Why We Say Yes

The problem was everywhere. University researchers building cryogenic detectors, quantum computing systems, and space instrumentation kept hitting the same wall: fabricators couldn't—or wouldn't—handle their requirements.

"We don't do non-standard connectors."

"Six-month lead time minimum."

"100-piece order minimum."

Grant cycles don't wait six months. Prototype projects don't need 100 pieces. And when your dilution refrigerator needs a reverse-twist NbTi assembly with SMA connectors, "we don't do that" isn't an answer—it's a roadblock.

Greg Schickling built CryoWeave to remove that roadblock. After two decades fabricating cryogenic assemblies for space missions and research institutions, he saw the pattern: the hardest projects—the ones requiring custom configurations, non-standard components, and university timelines—were getting rejected.

So he built a company that says yes.

Small batch? Yes. Custom alloy? Yes. Reverse twist with integrated thermal stages? Yes. Delivered in 60 days to match your grant deadline? Yes.

CryoWeave doesn't say yes to everything. We say yes to hard problems that require precision, expertise, and space-grade fabrication standards.

Space-Grade, University-Focused

Most fabricators optimize for volume. Large orders, standard configurations, predictable timelines. That model works for commercial manufacturing. It doesn't work for research.

CryoWeave optimizes for complexity. We're NASA, ESA, and CNES qualified because space missions demand the same thing university research demands: custom solutions that work the first time, built to exacting standards, delivered on a deadline.

IPC J-STD-001ES

Space applications electronic hardware requirements. Every solder joint, every connection, built to survive launch and deep space environments.

IPC-A-610 Class 3

High-reliability inspection criteria. Visual inspection standards that catch defects before they become failures in your cryostat.

IPC/WHMA-A-620

Cable and wire harness requirements. The fabrication standard that defines what "done right" means for critical assemblies.

We don't build to space-grade standards because we have to. We build to them because when your dark matter detector needs to operate at 10mK for three years, you can't afford to rebuild the wiring harness.

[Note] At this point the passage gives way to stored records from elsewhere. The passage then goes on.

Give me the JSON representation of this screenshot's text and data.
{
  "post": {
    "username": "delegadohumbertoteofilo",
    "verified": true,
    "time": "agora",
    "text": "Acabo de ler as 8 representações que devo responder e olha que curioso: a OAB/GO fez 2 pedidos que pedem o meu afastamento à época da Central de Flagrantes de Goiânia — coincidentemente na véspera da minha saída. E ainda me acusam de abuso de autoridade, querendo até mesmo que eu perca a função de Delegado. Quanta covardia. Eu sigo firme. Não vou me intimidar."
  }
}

No Sales Reps, No Middlemen

When you contact CryoWeave, you talk to Greg. The engineer who will read your drawings. The fabricator who will build your assembly. The person who decides whether your timeline is achievable.

No sales rep translating technical requirements into a quote template. No account manager playing telephone between you and the shop floor. No layers that slow decisions and introduce errors.

You explain what you need. Greg tells you if it's possible, how long it will take, and what it will cost. If there's a problem with your design, you hear about it immediately—not three weeks into fabrication.

This model doesn't scale to 10,000 orders a year. It scales to the problems that matter: the physicist at Stanford who needs SMA connectors on a superconducting assembly in 60 days because the experiment goes live in March. The quantum computing lab at MIT that's tried three other fabricators and keeps getting "we can't do that."

Those projects need engineering decisions, not sales quotes. They need someone who understands why reverse twist matters, who knows which alloys superconduct at which temperatures, who's built enough dilution refrigerator assemblies to spot a thermal management problem in your schematic.

That's what you get when you talk directly to the fabricator.

Built on Trust, Not Marketing

CryoWeave doesn't advertise. We don't do trade shows. We don't have a sales team. Researchers find us because someone at NIST recommended us, or because their colleague at Caltech said "call Greg—he'll figure it out." That's how a fabrication shop should grow: one solved problem at a time.

Who We Work With

University Research Labs

Physics departments building cryogenic detectors, quantum computing facilities, astrophysics observatories. Grant-funded projects where timelines matter and standard fabricators say "no."

National Laboratories

NIST, national research facilities, government-funded physics programs. Projects that require space-grade fabrication standards and security-cleared handling.

Space Agencies

NASA, ESA, CNES. Telescope cryostat assemblies, satellite instrumentation, flight-proven components for missions where failure isn't an option.

What Makes CryoWeave Different

We Understand the Research Context

Grant cycles, publication deadlines, experiment timelines. University research doesn't operate on industrial manufacturing schedules. We built our process around your calendar, not ours.

We Welcome Complex Projects

Non-standard connectors, custom alloys, reverse twist configurations, integrated thermal management. The projects other fabricators reject are the ones we're built to handle.

We Deliver on Deadlines

60-day delivery isn't a marketing promise—it's how we schedule every custom order. When your experiment goes live in March, your assemblies will be there in January.

We Build It Right the First Time

Space-grade fabrication standards mean your assembly works at first cooldown. No rework, no troubleshooting thermal leaks, no discovering the solder joints failed at 4K.